The authors also hypothesized that women who are sexual competition for other women, and thus potential targets for their aggression, will be the most prone to seeing anger in other women’s faces. Other research has shown that women who are sexually desirable or more sexually available tend to be the targets of this kind of aggression.4,5 Thus, the authors predicted that women who see themselves as sexually desirable would be especially prone to see anger in other women’s neutral face expressions.

In a third study of 56 adults, the authors repeated the emotional perception experiment, but this time, they also asked participants to report on their own sexual attractiveness and sexual availability (i.e., being open to casual sex and reporting more sexual partners). Their results once again revealed the bias for women to see anger in other women’s neutral faces. In addition, women who perceived themselves as desirable, or who were sexually available, exhibited this bias more than those who saw themselves as less desirable or available. The authors concluded that this bias is especially adaptive for these particular women because they are, in fact, most likely to be under threat from other women.

While these experiments provided nice control over the faces and expressions, I would still be curious how these effects play out when women are actually interacting with one another, rather than looking at out of context photos. Would additional situational context make women more or less likely to see anger in these neutral faces? And does this bias extend beyond facial expressions to the interpretation of tone of voice, gestures, or other behaviors? I would also suspect that the bias would be diminished or disappear if participants in the study had not been explicitly told that the people in the photos were masking their emotions.

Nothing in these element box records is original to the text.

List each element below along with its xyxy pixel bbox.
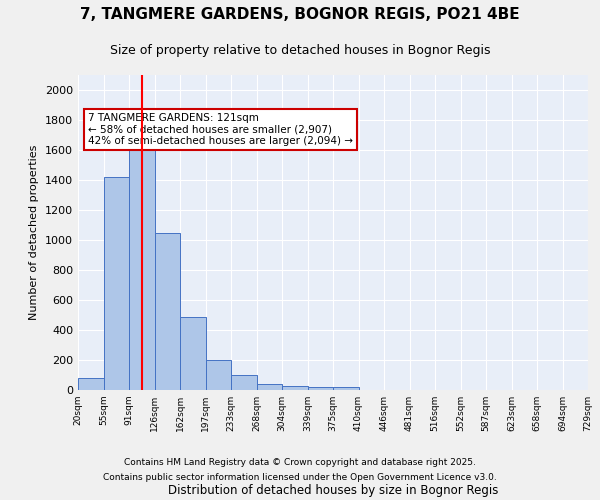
Text: 7 TANGMERE GARDENS: 121sqm
← 58% of detached houses are smaller (2,907)
42% of s: 7 TANGMERE GARDENS: 121sqm ← 58% of deta… — [88, 113, 353, 146]
X-axis label: Distribution of detached houses by size in Bognor Regis: Distribution of detached houses by size … — [168, 484, 498, 497]
Bar — [129, 147, 155, 390]
Bar — [205, 360, 231, 390]
Bar — [155, 232, 180, 390]
Y-axis label: Number of detached properties: Number of detached properties — [29, 145, 40, 320]
Text: Contains HM Land Registry data © Crown copyright and database right 2025.: Contains HM Land Registry data © Crown c… — [124, 458, 476, 467]
Bar — [104, 177, 129, 390]
Bar — [308, 387, 333, 390]
Bar — [231, 375, 257, 390]
Text: Contains public sector information licensed under the Open Government Licence v3: Contains public sector information licen… — [103, 473, 497, 482]
Bar — [180, 316, 205, 390]
Text: Size of property relative to detached houses in Bognor Regis: Size of property relative to detached ho… — [110, 44, 490, 57]
Bar — [282, 386, 308, 390]
Bar — [78, 378, 104, 390]
Bar — [333, 387, 359, 390]
Bar — [257, 384, 282, 390]
Text: 7, TANGMERE GARDENS, BOGNOR REGIS, PO21 4BE: 7, TANGMERE GARDENS, BOGNOR REGIS, PO21 … — [80, 7, 520, 22]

This study also raises the question of whether or not this bias is likely to lead women to more accurately perceive other women’s emotions. In the last two experiments, all of the facial expressions really were neutral, but as the authors found in the first study, women’s neutral expressions with other women are more likely to mask angry feelings. So in the real world, the bias documented by the researchers may actually lead to more accurate perceptions. On the other hand, if actual neutral expressions are being seen as angry in a broad array of contexts, it is likely that the bias is leading women to false conclusions about one another.

The study's authors explain their findings in terms of sexual competition. However, it’s also quite possible that social norms contributed to their results. Women may mask anger because anger is seen as especially socially unacceptable for women to display. As the first study shows, women are aware of their own tendency to mask anger, so they may infer that other women are similar to them, and are also especially likely to mask anger. Therefore they may be projecting their own tendencies onto the women they’re viewing. Men, who may not be as aware of women’s tendency to mask anger, have less reason to suspect that a woman’s neutral face is hiding anger, and thus don’t have the same biased perceptions.

These findings do make me wonder if the perception of “resting bitch face” is born, in part, from sexual competition between women. Despite the popular notion that accusations of resting bitch face are products of sexism, the researchers found that men were actually just as likely to see anger in resting male faces as female faces. Thus, women seem to be the ones more likely to see a resting bitch face.